De kroon moet omgekeerd en dan nog een keer omgekeerd en dan nog een keer omgekeerd worden.
God heeft ons helemaal niet nodig.
Het mes snijdt dus aan twee kanten.
Er kan een bedekt Evangelie worden gepreekt.
Aan de andere kant kun je ook in een gemeente zijn waar in de Heere Jezus wordt geroemd, maar
waarin je toch voelt: ‘Dit is niet de Christus der Schriften.’
De mond is er vol, maar het gebroken hart, het verbrijzelde gemoed en de ootmoed ontbreken.
Bid voor je predikant dat hij meer licht mag ontvangen Uiteindelijk is het God, Die het geven wil.
Er is niets zo moeilijk als het preken van Christus. Het lijkt zo eenvoudig, maar er is niets zo moeilijk.

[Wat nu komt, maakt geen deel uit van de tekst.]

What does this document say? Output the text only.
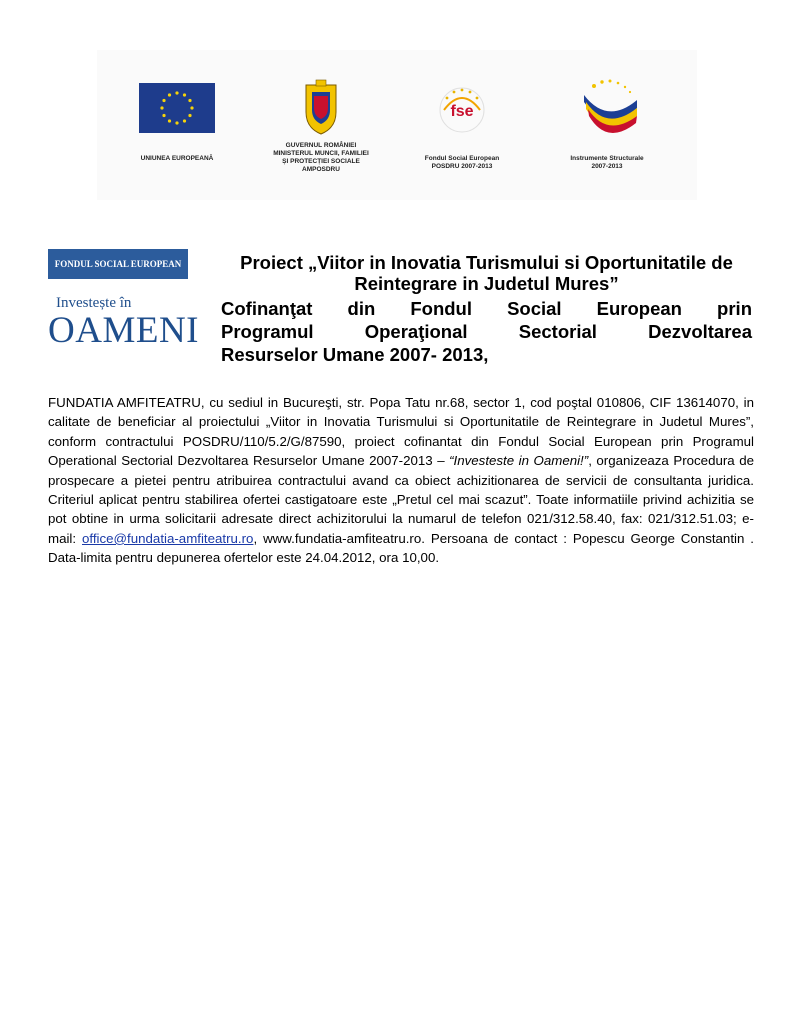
UNIUNEA EUROPEANĂ
GUVERNUL ROMÂNIEI
MINISTERUL MUNCII, FAMILIEI
ȘI PROTECȚIEI SOCIALE
AMPOSDRU
fse
Fondul Social European
POSDRU 2007-2013
Instrumente Structurale
2007-2013
FONDUL SOCIAL EUROPEAN
Investește în
OAMENI
Proiect „Viitor in Inovatia Turismului si Oportunitatile de Reintegrare in Judetul Mures”
Cofinanţat din Fondul Social European prin
Programul Operaţional Sectorial Dezvoltarea
Resurselor Umane 2007- 2013,

FUNDATIA AMFITEATRU, cu sediul in Bucureşti, str. Popa Tatu nr.68, sector 1, cod poştal 010806, CIF 13614070, in calitate de beneficiar al proiectului „Viitor in Inovatia Turismului si Oportunitatile de Reintegrare in Judetul Mures”, conform contractului POSDRU/110/5.2/G/87590, proiect cofinantat din Fondul Social European prin Programul Operational Sectorial Dezvoltarea Resurselor Umane 2007-2013 – “Investeste in Oameni!”, organizeaza Procedura de prospecare a pietei pentru atribuirea contractului avand ca obiect achizitionarea de servicii de consultanta juridica. Criteriul aplicat pentru stabilirea ofertei castigatoare este „Pretul cel mai scazut”. Toate informatiile privind achizitia se pot obtine in urma solicitarii adresate direct achizitorului la numarul de telefon 021/312.58.40, fax: 021/312.51.03; e-mail: office@fundatia-amfiteatru.ro, www.fundatia-amfiteatru.ro. Persoana de contact : Popescu George Constantin . Data-limita pentru depunerea ofertelor este 24.04.2012, ora 10,00.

Als er iets is waar ik de Heilige Geest bij nodig heb, is het preken van een rijke Christus voor een arme
zondaar. Het is makkelijk om te spreken over mijn ervaringen en bevindingen of over de bevindingen
van Gods volk, maar het is veel moeilijker om echt de verheerlijking, de grootmaking, de glorie, het
glanzen en schitteren van Hem op het oog te hebben. Daar heb ik echt de Heilige Geest bij nodig.
11. U ZEI IN UW BETOOG: ‘ALS CHRISTUS ZIJN HAND UITSTEEKT, MOET
U DIE AANNEMEN.’ IK DACHT, DAT HET WAT REMONSTRANTS
OVERKOMT. DE ZALIGHEID IS TOCH NIET VIA EEN SYSTEEM TE
VERKRIJGEN? HET IS TOCH ‘IK WIL EN ZIJ ZULLEN’?
Deze vraag zal hier wel eens vaker terugkomen, denk ik.
Aannemen en ‘Ik wil en zij zullen’. Het is allebei. Ik kan er niets aan doen. Aannemen is een Bijbels
woord.
Ik vind het zo Goddelijk volmaakt dat de Bijbel altijd met twee woorden spreekt. Wat dat betreft voel
ik me niet zo aangesproken door het woord ‘systeem’, want dat wil ik juist niet. Ik wil proberen de
Bijbel zo zorgvuldig mogelijk na te spreken. Dan zie je bijvoorbeeld in Joh.1: ‘Allen die Hem
aangenomen hebben, heeft Hij macht gegeven kinderen Gods te worden’. Je kunt niet zeggen dat het
woord aannemen remonstrants is, anders is de Bijbel remonstrants.